Fortunately we both sign so use that, and I leave it to my husband to decide when the noise has got too much for him.
Thank you for sharing what works for you.
Happy Holidays to you, your family and this lovely little community you have here. To me, you are all a gift!
Thank you for being a part of the community. Happy holidays to you and yours!
When it gets loud and it hurts…I remove my Bose HEARPHONES and I put on my Bose Noise canceling 700 Headphones.
Sweet silence
Good plan! Thanks for sharing what works for you.
I went to a work party last night and left after just 10 minutes. It was excruciatingly loud, and I knew I wouldn’t be able to enjoy myself while there. With SSD, I am very focused on protecting my second ear, and the event just wasn’t worth the potential damage. I also had a similar experience with the coat check person – I could tell right away I wouldn’t be staying long and told her I would be back to pick up my coat very soon! I feel very good today about the decision to leave. Thank you for your post!
Good job advocating for yourself. Thank you for sharing your experiences.
Thx for a great article, Shari! I wanted to share an idea that hit me again when I saw this article
https://www.nytimes.com/2019/12/11/well/what-to-do-about-an-overtalker.html?algo=bandit-home&fellback=false&imp_id=171661832&imp_id=850452123&action=click&module=Smarter%20Living&pgtype=Homepage
One of the reasons some people hog the conversation–in my experience–is that they are hard of hearing and probably have delayed getting a device (hearing aids!) to mitigate the problem.
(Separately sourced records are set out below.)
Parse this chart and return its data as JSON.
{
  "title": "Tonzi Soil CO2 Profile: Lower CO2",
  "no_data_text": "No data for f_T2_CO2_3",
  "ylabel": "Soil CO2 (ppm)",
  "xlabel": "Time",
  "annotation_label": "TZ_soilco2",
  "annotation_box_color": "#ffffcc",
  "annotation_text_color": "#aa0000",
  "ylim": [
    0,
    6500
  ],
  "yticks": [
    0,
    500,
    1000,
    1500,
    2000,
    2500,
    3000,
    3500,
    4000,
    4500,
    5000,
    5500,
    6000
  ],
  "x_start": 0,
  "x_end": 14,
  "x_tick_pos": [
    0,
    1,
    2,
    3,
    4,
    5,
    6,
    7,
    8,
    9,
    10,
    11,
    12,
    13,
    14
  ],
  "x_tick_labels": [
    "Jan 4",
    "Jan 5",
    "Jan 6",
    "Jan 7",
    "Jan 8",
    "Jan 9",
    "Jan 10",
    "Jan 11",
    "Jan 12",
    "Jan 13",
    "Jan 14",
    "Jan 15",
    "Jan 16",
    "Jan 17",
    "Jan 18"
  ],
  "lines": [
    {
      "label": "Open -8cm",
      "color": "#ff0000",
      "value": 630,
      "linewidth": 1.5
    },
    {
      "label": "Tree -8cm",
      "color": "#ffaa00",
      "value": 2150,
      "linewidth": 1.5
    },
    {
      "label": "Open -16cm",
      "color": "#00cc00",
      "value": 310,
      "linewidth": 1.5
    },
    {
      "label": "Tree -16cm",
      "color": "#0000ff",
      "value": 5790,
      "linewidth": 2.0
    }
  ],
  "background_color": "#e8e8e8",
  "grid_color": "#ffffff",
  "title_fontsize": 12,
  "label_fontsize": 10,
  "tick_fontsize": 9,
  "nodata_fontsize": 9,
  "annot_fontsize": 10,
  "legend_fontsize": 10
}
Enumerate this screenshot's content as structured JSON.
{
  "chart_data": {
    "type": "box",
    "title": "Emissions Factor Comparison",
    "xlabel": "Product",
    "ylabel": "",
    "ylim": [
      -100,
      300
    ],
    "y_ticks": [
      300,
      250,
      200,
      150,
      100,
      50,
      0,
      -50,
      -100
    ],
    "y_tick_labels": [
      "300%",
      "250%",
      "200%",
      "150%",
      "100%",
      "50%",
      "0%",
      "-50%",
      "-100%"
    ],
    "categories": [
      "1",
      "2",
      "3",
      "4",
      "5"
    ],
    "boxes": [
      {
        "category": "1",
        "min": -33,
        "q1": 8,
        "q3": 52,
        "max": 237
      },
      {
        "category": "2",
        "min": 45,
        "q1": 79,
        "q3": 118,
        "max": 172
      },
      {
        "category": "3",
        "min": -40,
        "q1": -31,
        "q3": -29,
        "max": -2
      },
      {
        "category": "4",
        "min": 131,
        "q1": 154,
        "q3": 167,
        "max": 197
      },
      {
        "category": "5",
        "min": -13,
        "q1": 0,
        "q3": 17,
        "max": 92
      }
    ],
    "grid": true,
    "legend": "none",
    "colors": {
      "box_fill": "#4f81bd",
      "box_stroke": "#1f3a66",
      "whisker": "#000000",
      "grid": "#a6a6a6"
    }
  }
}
I find that when you are hard of hearing and in a social situation the tendency is to talk constantly!! It’s a way to seem sociable without struggling to hear/understand! So—if you are HOH, hard of hearing, do yourself a favor and get those hearing aids AND avoid talking constantly when socializing with others!
Happy New Year!
Interesting article. Thanks for sharing it.
Turn off your hearing aids. Learn sign language. Encourage others to learn sign language.
Boom! Still can have a good time!
Sign language works well for many people, but not for me. I wouldn’t have anyone to use it with, especially at a reunion of hearing people. Thanks for sharing what works for you.